CSE 40771/60771 - Distributed Systems - Fall 2021
Prof. Douglas Thain, University of Notre Dame
A distributed system is any computer system consisting of multiple machines that work together on a common problem. Distributed systems appear in many areas of computing, including cloud computing, mobile computing, edge computing, the internet of things, aerospace systems, and more. Distributed systems have been both interesting and difficult to build because their components may be autonomous and highly failure-prone. Students will learn the fundamental principles of distributed systems, study examples of current distributed systems, and build their own distributed systems from scratch. Topics include concurrency, fault tolerance, replication, consistency, agreement.
Students will undertake a final project that involves building and evaluating a custom distributed system. Grading will be based on assignments, exams, and a final project.

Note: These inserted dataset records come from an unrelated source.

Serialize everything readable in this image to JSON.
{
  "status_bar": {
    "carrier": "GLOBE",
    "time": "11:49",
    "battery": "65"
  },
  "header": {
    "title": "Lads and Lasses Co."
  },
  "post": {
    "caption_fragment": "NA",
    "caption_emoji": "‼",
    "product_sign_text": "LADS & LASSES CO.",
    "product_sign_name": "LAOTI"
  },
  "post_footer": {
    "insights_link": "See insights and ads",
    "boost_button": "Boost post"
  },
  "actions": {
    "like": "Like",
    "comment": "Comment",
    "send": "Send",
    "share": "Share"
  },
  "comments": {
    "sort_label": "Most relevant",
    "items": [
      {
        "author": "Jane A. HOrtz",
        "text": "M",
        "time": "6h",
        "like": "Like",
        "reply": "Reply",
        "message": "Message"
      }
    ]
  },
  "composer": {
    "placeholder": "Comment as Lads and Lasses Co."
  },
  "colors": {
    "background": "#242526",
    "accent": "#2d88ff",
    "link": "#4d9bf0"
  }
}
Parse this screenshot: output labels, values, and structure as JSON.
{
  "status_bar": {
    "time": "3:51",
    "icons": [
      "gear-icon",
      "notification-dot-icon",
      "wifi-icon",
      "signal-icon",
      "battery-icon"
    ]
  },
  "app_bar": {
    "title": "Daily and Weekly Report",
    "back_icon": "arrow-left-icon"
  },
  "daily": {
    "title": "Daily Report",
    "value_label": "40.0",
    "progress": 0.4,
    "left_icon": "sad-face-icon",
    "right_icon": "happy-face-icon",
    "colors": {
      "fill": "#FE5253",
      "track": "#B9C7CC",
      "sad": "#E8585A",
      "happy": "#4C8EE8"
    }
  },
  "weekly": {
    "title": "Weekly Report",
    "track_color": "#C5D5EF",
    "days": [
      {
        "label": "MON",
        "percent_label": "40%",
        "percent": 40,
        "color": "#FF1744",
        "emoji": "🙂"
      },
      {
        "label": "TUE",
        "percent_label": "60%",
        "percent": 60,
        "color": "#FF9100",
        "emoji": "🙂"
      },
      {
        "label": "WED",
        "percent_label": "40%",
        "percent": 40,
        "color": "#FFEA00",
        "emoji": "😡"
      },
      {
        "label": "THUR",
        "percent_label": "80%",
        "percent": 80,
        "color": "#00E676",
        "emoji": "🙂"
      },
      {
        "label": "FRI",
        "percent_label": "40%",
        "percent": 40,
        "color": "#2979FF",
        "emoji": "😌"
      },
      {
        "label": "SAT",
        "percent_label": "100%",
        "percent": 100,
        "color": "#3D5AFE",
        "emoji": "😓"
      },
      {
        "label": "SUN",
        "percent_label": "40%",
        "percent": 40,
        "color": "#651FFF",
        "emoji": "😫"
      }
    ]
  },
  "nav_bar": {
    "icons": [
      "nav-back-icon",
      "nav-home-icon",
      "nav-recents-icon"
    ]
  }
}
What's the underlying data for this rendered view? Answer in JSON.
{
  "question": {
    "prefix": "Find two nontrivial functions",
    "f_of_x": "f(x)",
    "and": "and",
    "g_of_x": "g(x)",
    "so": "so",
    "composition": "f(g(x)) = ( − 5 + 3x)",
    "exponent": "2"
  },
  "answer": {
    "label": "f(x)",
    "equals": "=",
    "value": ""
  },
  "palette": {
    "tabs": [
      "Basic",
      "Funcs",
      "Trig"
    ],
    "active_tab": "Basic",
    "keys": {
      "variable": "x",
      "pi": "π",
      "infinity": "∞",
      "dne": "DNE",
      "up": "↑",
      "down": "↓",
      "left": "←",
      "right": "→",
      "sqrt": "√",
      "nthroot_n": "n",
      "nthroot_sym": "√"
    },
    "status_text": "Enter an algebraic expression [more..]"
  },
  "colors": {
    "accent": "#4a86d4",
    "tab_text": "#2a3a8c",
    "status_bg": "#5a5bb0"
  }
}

This will be a fun and challenging class for students who like to
build working software systems. Distributed systems connects the
very practical aspects of software engineering (e.g. like how to handle
a network disconnection) and the fundamental principles of computers
(e.g. whether a partitioned system can reach agreement.) The skills
that you learn here will apply directly to advanced systems used in industry.
CSE 20232 (Data Structures) and CSE 20289 (Systems Programming)
Five programming assignments are required, due approximately two weeks apart for the first ten weeks of the semester. The assignments together build towards an implementation of a scalable key-value store that could run in a cloud service or as a peer-to-peer system.
- Measuring Fundamentals.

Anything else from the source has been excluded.